More botched electrocutions followed over the next few decades, but the Supreme Court, which has never struck down a method of execution as unconstitutional, refused to intervene. In a particularly graphic dissent in 1985, Justice William Brennan described the physical damage that the electric chair produces at length:

Witnesses routinely report that, when the switch is thrown, the condemned prisoner "cringes," "leaps," and "fights the straps with amazing strength." The hands turn red, then white, and the cords of the neck stand out like steel bands. The prisoner's limbs, fingers, toes, and face are severely contorted. The force of the electrical current is so powerful that the prisoner's eyeballs sometimes pop out and "rest on [his] cheeks."

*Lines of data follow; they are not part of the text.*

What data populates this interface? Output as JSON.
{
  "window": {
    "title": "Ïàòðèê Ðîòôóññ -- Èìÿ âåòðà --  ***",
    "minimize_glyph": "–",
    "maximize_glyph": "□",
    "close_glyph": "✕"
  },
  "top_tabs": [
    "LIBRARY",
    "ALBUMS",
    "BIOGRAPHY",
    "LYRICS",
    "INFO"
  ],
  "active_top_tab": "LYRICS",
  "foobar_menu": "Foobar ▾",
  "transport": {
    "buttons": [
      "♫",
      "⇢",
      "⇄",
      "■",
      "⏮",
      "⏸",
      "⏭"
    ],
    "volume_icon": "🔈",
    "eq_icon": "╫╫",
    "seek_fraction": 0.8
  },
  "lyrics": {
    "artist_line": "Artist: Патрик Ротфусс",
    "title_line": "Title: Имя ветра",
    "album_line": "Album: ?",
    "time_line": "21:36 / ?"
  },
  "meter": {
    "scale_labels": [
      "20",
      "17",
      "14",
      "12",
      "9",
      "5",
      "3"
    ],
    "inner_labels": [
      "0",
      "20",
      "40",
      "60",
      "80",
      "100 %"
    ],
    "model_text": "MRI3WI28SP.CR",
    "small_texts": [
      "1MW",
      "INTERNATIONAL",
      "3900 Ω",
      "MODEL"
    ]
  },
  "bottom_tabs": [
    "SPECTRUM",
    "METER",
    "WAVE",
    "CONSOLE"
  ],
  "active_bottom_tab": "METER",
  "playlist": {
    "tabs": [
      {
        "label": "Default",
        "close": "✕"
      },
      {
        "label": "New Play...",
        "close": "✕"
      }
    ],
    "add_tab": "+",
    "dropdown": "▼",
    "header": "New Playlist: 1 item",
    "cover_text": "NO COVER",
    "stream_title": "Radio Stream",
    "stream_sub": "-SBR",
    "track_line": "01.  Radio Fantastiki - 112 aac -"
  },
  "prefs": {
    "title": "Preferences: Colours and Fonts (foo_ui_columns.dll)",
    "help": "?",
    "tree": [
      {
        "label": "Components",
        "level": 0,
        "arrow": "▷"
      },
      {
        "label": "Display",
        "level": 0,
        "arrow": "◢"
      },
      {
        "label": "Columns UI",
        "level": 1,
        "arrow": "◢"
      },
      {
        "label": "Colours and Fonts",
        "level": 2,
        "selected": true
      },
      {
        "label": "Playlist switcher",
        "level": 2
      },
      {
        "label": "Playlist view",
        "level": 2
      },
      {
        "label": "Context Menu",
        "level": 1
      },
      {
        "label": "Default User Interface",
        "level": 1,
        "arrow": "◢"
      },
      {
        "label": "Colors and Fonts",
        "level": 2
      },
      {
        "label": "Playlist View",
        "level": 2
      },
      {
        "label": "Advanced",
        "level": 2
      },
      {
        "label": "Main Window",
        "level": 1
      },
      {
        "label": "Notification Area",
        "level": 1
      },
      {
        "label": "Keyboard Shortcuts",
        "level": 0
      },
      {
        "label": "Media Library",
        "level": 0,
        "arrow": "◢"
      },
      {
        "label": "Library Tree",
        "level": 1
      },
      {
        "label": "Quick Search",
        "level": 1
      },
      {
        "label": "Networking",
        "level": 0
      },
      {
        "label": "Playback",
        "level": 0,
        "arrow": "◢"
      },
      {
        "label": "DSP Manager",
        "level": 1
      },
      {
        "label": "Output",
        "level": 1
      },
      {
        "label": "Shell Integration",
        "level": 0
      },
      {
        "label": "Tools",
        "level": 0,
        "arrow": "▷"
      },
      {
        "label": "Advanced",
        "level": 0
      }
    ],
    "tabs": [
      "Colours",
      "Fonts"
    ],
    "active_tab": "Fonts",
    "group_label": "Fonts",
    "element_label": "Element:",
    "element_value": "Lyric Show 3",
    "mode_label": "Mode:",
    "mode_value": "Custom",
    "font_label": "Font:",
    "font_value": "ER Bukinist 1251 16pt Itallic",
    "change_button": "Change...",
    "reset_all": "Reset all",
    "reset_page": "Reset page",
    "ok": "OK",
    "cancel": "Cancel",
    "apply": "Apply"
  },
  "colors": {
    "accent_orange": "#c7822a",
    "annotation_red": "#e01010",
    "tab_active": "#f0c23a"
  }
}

After the Supreme Court lifted a de facto moratorium on the death penalty in 1977, lethal injection began to replace electrocution in most states, but it endured in others. Florida’s electric chair, affectionately nicknamed “Old Sparky” by prison staff, became infamous for its malfunctions. After flames erupted from Pedro Medina’s head during his 1997 execution, Florida Attorney General Bob Butterworth told reporters, “People who wish to commit murder, they better not do it in the state of Florida because we may have a problem with our electric chair.”

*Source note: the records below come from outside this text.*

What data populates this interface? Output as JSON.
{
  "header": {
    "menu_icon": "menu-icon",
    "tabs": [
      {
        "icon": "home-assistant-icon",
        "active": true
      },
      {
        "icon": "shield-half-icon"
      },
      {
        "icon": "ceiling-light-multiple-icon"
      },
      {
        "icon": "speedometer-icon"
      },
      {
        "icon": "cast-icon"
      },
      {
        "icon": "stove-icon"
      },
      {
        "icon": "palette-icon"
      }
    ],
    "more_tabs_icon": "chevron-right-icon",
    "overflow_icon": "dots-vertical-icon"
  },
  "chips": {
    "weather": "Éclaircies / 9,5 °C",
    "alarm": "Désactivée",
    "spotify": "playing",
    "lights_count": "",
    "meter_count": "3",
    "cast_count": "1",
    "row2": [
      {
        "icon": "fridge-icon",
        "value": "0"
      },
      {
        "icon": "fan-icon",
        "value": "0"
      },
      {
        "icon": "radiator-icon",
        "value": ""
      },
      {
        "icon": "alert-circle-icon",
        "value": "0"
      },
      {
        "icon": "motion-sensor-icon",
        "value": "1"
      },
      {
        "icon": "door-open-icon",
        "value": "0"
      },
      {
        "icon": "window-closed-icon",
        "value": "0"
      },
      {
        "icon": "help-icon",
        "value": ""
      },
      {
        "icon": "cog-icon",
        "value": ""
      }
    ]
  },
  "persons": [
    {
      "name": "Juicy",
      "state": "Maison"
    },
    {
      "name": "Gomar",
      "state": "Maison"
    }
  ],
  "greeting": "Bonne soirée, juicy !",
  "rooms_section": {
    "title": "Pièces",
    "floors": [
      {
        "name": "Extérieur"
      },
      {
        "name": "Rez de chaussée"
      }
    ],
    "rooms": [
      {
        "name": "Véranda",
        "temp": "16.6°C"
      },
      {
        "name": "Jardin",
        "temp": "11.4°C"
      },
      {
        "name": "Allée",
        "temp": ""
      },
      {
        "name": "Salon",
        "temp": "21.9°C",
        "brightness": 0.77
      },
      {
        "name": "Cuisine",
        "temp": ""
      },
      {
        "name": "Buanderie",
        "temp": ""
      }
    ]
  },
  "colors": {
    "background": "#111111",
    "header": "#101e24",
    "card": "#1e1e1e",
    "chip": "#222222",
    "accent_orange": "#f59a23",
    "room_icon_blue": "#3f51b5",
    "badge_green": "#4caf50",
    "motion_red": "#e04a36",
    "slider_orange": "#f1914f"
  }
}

Some states dabbled in other methods when replacing hanging. Utah kept the firing squad as an option, but few inmates chose it. The last death by firing squad took place in 2010 when inmate Ronnie Lee Gardner requested it instead of lethal injection. After Gardner’s execution, guards who participated received commemorative coins. Nevada pioneered the use of gas in the 1920s, whereby the condemned would be locked within a stone or steel vault that would fill with clouds of hydrogen cyanide. A handful of other states also adopted it before switching to lethal injection.

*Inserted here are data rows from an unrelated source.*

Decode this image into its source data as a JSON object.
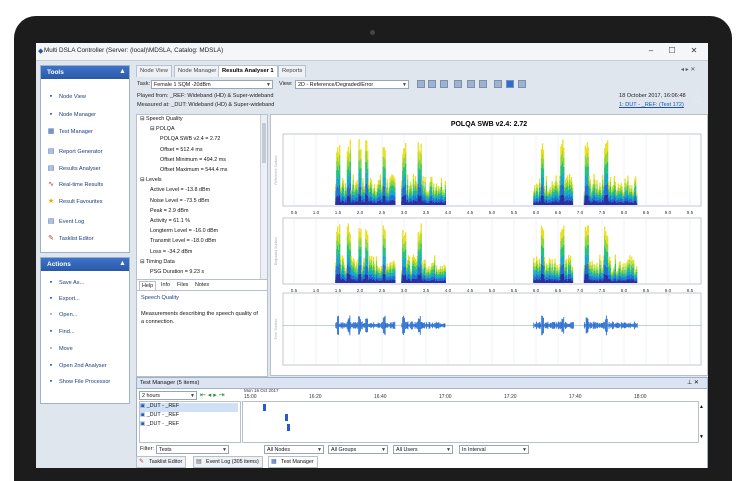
{
  "window": {
    "title": "Multi DSLA Controller (Server: (local)\\MDSLA, Catalog: MDSLA)",
    "minimize": "–",
    "maximize": "☐",
    "close": "✕"
  },
  "tools": {
    "header": "Tools",
    "items": [
      {
        "label": "Node View",
        "icon": "node-view-icon"
      },
      {
        "label": "Node Manager",
        "icon": "node-manager-icon"
      },
      {
        "label": "Test Manager",
        "icon": "test-manager-icon"
      },
      {
        "label": "Report Generator",
        "icon": "report-generator-icon"
      },
      {
        "label": "Results Analyser",
        "icon": "results-analyser-icon"
      },
      {
        "label": "Real-time Results",
        "icon": "realtime-results-icon"
      },
      {
        "label": "Result Favourites",
        "icon": "star-icon"
      },
      {
        "label": "Event Log",
        "icon": "event-log-icon"
      },
      {
        "label": "Tasklist Editor",
        "icon": "tasklist-editor-icon"
      }
    ]
  },
  "actions": {
    "header": "Actions",
    "items": [
      {
        "label": "Save As...",
        "icon": "save-icon"
      },
      {
        "label": "Export...",
        "icon": "export-icon"
      },
      {
        "label": "Open...",
        "icon": "open-icon"
      },
      {
        "label": "Find...",
        "icon": "find-icon"
      },
      {
        "label": "Move",
        "icon": "move-icon"
      },
      {
        "label": "Open 2nd Analyser",
        "icon": "analyser-icon"
      },
      {
        "label": "Show File Processor",
        "icon": "file-processor-icon"
      }
    ]
  },
  "tabs": [
    "Node View",
    "Node Manager",
    "Results Analyser 1",
    "Reports"
  ],
  "toolbar": {
    "task_label": "Task:",
    "task_value": "Female 1 SQM -20dBm",
    "view_label": "View:",
    "view_value": "2D - Reference/Degraded/Error"
  },
  "info": {
    "played_from": "Played from: _REF: Wideband (HD) & Super-wideband",
    "measured_at": "Measured at: _DUT: Wideband (HD) & Super-wideband",
    "date": "18 October 2017, 16:06:48",
    "link": "1: DUT - _REF: (Test 172)"
  },
  "tree": [
    {
      "label": "Speech Quality",
      "level": 0,
      "exp": "⊟"
    },
    {
      "label": "POLQA",
      "level": 1,
      "exp": "⊟"
    },
    {
      "label": "POLQA SWB v2.4 = 2.72",
      "level": 2
    },
    {
      "label": "Offset = 512.4 ms",
      "level": 2
    },
    {
      "label": "Offset Minimum = 494.2 ms",
      "level": 2
    },
    {
      "label": "Offset Maximum = 544.4 ms",
      "level": 2
    },
    {
      "label": "Levels",
      "level": 0,
      "exp": "⊟"
    },
    {
      "label": "Active Level = -13.8 dBm",
      "level": 1
    },
    {
      "label": "Noise Level = -73.5 dBm",
      "level": 1
    },
    {
      "label": "Peak = 2.9 dBm",
      "level": 1
    },
    {
      "label": "Activity = 61.1 %",
      "level": 1
    },
    {
      "label": "Longterm Level = -16.0 dBm",
      "level": 1
    },
    {
      "label": "Transmit Level = -18.0 dBm",
      "level": 1
    },
    {
      "label": "Loss = -34.2 dBm",
      "level": 1
    },
    {
      "label": "Timing Data",
      "level": 0,
      "exp": "⊟"
    },
    {
      "label": "PSG Duration = 9.23 s",
      "level": 1
    }
  ],
  "help": {
    "tabs": [
      "Help",
      "Info",
      "Files",
      "Notes"
    ],
    "title": "Speech Quality",
    "body": "Measurements describing the speech quality of a connection."
  },
  "chart_data": {
    "type": "area",
    "title": "POLQA SWB v2.4: 2.72",
    "panels": [
      "Reference Surface",
      "Degraded Surface",
      "Error Surface"
    ],
    "x_ticks": [
      "0.5",
      "1.0",
      "1.5",
      "2.0",
      "2.5",
      "3.0",
      "3.5",
      "4.0",
      "4.5",
      "5.0",
      "5.5",
      "6.0",
      "6.5",
      "7.0",
      "7.5",
      "8.0",
      "8.5",
      "9.0",
      "9.5"
    ],
    "xlim": [
      0.25,
      9.75
    ],
    "bursts": [
      {
        "start": 1.45,
        "end": 2.8
      },
      {
        "start": 2.95,
        "end": 3.95
      },
      {
        "start": 5.95,
        "end": 6.85
      },
      {
        "start": 7.1,
        "end": 8.3
      }
    ],
    "peaks": [
      1.5,
      1.75,
      2.0,
      2.15,
      2.55,
      3.0,
      3.35,
      6.15,
      6.6,
      7.15,
      7.6
    ]
  },
  "test_manager": {
    "title": "Test Manager (5 items)",
    "range_value": "2 hours",
    "date_label": "Mon 16 Oct 2017",
    "times": [
      "15:00",
      "16:20",
      "16:40",
      "17:00",
      "17:20",
      "17:40",
      "18:00"
    ],
    "rows": [
      "_DUT - _REF",
      "_DUT - _REF",
      "_DUT - _REF"
    ],
    "filter_label": "Filter:",
    "filters": [
      "Tests",
      "All Nodes",
      "All Groups",
      "All Users",
      "In Interval"
    ]
  },
  "bottom_tabs": [
    "Tasklist Editor",
    "Event Log (305 items)",
    "Test Manager"
  ],
  "colors": {
    "accent": "#2a58a8",
    "panel_bg": "#dfe6ee"
  }
}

Lethal injection enjoyed tremendous popularity for two reasons. First, it produced an unparalleled record of seemingly painless deaths under the standard three-drug cocktail of sodium thiopental, vercuronium bromide, and potassium chloride. New drug cocktails have since negated this advantage. Second, and perhaps more importantly, lethal injection strongly resembled a medical procedure, thereby projecting our preconceived notions about modern medicine—its competence, its efficacy, and its reliability—onto the capital-punishment system. But such associations cut both ways. As states revert to earlier methods of execution—techniques once abandoned as backward and flawed—they run the risk that the death penalty itself will be seen in the same terms.